How to Choose the Right Executor for Your Estate

Margaret Muldoon

By Margaret Muldoon | January 16, 2018

When it comes to estate planning, many people view choosing an Executor (also referred to as Personal Representative) as the easiest part of the process. However, when planning your Will, choosing the right Executor can be one of the most important decisions you’ll make; one which may impact every aspect of your estate’s administration. Filling this position with the wrong individual could lead to lengthy delays, inaccurate paperwork, disputes between heirs, misspending of funds and even contesting of the Will.
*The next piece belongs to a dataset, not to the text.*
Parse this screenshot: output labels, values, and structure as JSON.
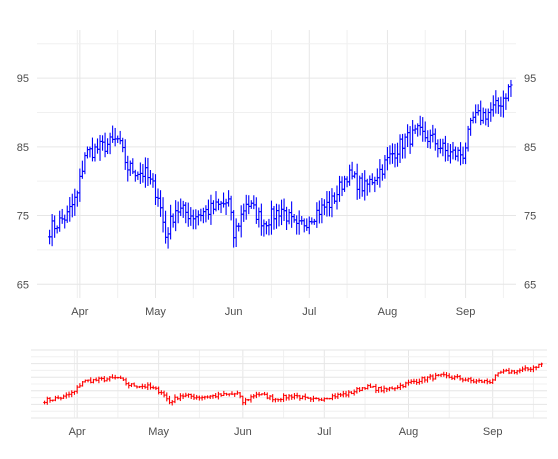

Here are some key points to consider:

The Executor’s Role

When you ask someone to be your Executor, you’re asking that person to manage the entire execution of your estate. An Executor ensures that the administration of estate runs smoothly and that all your wishes are respected. Actual duties run the gamut, including filing the appropriate papers, inventorying the estate, and using funds to pay costs like taxes and lawyer fees. Additional responsibilities involve paying off debts, cancelling credit cards and bank accounts, and informing all relevant government agencies and creditors of the death. Beyond these responsibilities, this person must also be sensitive to possible tensions or perceived slights between family members and friends. In essence, depending on the complexity of the estate and family relations, an Executor might need to take a turn as a peace-maker, confidante, money manager and caretaker.

The Essential Qualities of an Executor

Given all the responsibilities of an Executor, the ideal individual should be trustworthy, reliable and have superior organizational, time-management and communication skills. If he or she has financial or legal acumen, all the better. Proximity is also a key consideration. It’s often a good idea to choose an Executor who can work with the probate court, beneficiaries, banks and organizations in your hometown in person if needed. Obviously, the importance of each of these qualities depends on the size of your estate and the number of beneficiaries. If your investments are few and you plan to leave all of your estate to one person, such as a spouse, then the demands on your Executor will be few and relatively straightforward. However, if you are a high-net worth individual with cash, investments and property, and you have many beneficiaries and perhaps some charitable beneficiaries in mind, your Executor may face a herculean task. Picking someone with the relevant skills is paramount.

What Kind of an Executor is Right for You?

If your estate is modest or doesn’t involve many beneficiaries, you may be able to select a relative or close friend as Executor. However, make sure you ask your potential Executor’s permission; it would be unfair to impose the duty on someone who does not feel up to the task. And remember, even though you name an Executor is your Will that person does not have to agree to take on this role. So it is important that you name at least one alternate Executor. If you decide that your estate is too complex for a relative or friend to handle, hiring a professional Executor is an excellent option. Choosing a professional can ensure that your estate is expertly managed, and can prevent disputes between family members who feel slighted that you chose one relative over another. Accountants and lawyers can act as Executors, as can trust companies. Generally, professional Executors charge a per-hour fee.

In the end, picking the right Executor in your Will comes down to choosing someone who has the skills, time and willingness to take on the task.

This post is for informational purposes only and should not be considered as specific financial, legal or tax advice. Depending on your individual circumstances, the strategies discussed in this presentation may not be appropriate for your situation. The information in this material is not intended as tax or legal advice. Always consult your legal or tax professionals for specific information regarding your individual situation.